真っ白い自転車のサドルは私にとっては低くて上手く漕げない。それでも必死に漕ぐ。私には時間がない。本当に、時間がない。

 爆速で漕いでも誰もこちらを見ない。私のことは誰にも見えていないようだ。自由だけど自由じゃない。何だか複雑な感情になる。

「ようやく着いた」

 時計を見てみると午後五時。家を出たのが午前十時だから七時間も外にいるようだ。いや、もう私は死んでいるから半分以上この世に存在していなかった。

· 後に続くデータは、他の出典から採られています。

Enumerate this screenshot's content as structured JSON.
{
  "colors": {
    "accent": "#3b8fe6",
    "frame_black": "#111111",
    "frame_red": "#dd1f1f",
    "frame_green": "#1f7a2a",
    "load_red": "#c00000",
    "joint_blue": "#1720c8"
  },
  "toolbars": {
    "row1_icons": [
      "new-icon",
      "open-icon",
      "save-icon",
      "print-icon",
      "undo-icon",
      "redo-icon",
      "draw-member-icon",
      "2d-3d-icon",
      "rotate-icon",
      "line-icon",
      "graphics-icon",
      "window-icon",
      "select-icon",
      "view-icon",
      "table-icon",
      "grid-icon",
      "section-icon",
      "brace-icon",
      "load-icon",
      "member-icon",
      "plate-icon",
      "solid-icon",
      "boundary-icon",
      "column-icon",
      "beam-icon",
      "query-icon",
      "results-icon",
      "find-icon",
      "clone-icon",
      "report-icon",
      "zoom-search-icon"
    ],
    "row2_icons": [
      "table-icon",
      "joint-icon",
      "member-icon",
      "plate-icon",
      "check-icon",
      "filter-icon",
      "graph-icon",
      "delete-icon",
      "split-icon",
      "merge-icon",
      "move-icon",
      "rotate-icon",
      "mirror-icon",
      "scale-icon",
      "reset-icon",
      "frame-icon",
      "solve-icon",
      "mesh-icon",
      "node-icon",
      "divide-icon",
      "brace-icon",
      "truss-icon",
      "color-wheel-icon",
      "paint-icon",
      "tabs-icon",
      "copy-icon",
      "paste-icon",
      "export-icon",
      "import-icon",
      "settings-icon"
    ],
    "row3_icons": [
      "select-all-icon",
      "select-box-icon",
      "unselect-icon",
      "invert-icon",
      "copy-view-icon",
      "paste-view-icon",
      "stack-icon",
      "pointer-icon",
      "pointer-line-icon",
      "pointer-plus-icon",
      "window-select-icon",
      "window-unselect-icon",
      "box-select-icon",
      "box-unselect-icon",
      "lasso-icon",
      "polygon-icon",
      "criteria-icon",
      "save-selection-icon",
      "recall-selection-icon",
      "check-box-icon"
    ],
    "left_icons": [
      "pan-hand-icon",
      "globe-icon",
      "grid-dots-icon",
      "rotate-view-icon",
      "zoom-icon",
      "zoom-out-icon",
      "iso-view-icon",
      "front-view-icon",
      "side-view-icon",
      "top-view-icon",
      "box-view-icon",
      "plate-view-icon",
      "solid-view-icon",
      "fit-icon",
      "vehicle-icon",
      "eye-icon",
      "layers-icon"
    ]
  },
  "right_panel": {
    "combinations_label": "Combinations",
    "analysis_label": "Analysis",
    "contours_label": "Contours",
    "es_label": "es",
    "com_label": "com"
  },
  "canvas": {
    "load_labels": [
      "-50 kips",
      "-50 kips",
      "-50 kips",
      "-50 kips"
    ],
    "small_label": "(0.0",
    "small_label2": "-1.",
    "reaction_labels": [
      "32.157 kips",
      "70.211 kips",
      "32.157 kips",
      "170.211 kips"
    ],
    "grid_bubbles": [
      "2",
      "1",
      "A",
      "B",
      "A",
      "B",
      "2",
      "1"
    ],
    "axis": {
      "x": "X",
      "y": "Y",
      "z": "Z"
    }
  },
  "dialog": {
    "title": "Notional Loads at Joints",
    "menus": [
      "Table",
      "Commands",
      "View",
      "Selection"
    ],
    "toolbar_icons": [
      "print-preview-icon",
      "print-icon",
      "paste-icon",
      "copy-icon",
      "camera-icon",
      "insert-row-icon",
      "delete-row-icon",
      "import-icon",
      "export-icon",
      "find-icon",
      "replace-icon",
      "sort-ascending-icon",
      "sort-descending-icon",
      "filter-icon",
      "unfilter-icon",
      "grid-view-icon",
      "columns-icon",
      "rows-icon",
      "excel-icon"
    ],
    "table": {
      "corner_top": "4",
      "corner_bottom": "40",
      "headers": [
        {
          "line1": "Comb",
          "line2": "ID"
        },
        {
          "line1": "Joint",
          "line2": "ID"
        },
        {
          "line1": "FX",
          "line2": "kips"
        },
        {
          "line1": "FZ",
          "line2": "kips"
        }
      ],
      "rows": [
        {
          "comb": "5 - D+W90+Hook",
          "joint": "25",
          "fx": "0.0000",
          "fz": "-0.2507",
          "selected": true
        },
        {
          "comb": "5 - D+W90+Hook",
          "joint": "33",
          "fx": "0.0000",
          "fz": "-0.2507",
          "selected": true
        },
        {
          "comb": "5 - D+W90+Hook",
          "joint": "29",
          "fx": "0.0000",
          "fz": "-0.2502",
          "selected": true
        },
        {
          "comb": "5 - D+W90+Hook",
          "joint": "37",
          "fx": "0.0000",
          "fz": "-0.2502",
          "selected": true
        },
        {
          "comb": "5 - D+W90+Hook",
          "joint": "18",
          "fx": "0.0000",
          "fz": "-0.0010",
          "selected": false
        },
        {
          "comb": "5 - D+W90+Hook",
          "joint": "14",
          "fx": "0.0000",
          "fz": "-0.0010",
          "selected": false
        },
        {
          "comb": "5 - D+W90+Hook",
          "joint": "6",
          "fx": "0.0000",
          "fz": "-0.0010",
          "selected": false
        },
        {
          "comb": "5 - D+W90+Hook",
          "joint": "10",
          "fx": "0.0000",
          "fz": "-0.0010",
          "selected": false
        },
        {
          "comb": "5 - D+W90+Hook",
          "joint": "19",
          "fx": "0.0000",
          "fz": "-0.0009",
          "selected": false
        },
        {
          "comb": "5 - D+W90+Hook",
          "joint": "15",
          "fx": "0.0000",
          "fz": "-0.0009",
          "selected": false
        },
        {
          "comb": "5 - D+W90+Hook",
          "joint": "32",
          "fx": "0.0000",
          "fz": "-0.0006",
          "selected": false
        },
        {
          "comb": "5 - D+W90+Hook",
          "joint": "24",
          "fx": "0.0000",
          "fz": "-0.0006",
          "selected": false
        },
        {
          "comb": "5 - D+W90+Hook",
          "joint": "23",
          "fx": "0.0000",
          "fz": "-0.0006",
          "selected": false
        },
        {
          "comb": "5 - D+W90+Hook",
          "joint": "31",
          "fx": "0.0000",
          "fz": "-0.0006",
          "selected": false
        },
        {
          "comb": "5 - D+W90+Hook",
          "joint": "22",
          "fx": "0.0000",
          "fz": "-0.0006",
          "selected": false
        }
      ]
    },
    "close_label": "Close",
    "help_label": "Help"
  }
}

 夏樹と一緒によく来た河川敷。川の音や草の揺れる音が懐かしい。

 太陽が沈み、赤く染まる空。それは五年前、ここで見た最後の景色にそっくりだった。

 周りを見渡しても人影が少ない。急いで夏樹を探しに行く。
 話せなくたっていい、私の姿が見えなくてもいいからただ会いたい。
 
 期待を込めて辺りを彷徨く。周りの建物は生まれ変わっているのに、ここだけは何も変わっていなかった。何故か自然に共通点を見出してしまった。

 歩いていると、特に思い出深いの場所に着いた。そこは川の上に架かる道路橋の下。

 ここなら夏樹のいるかもしれない。見渡してみると、思った通り、彼がいた。

 私は思いっきり走っていった。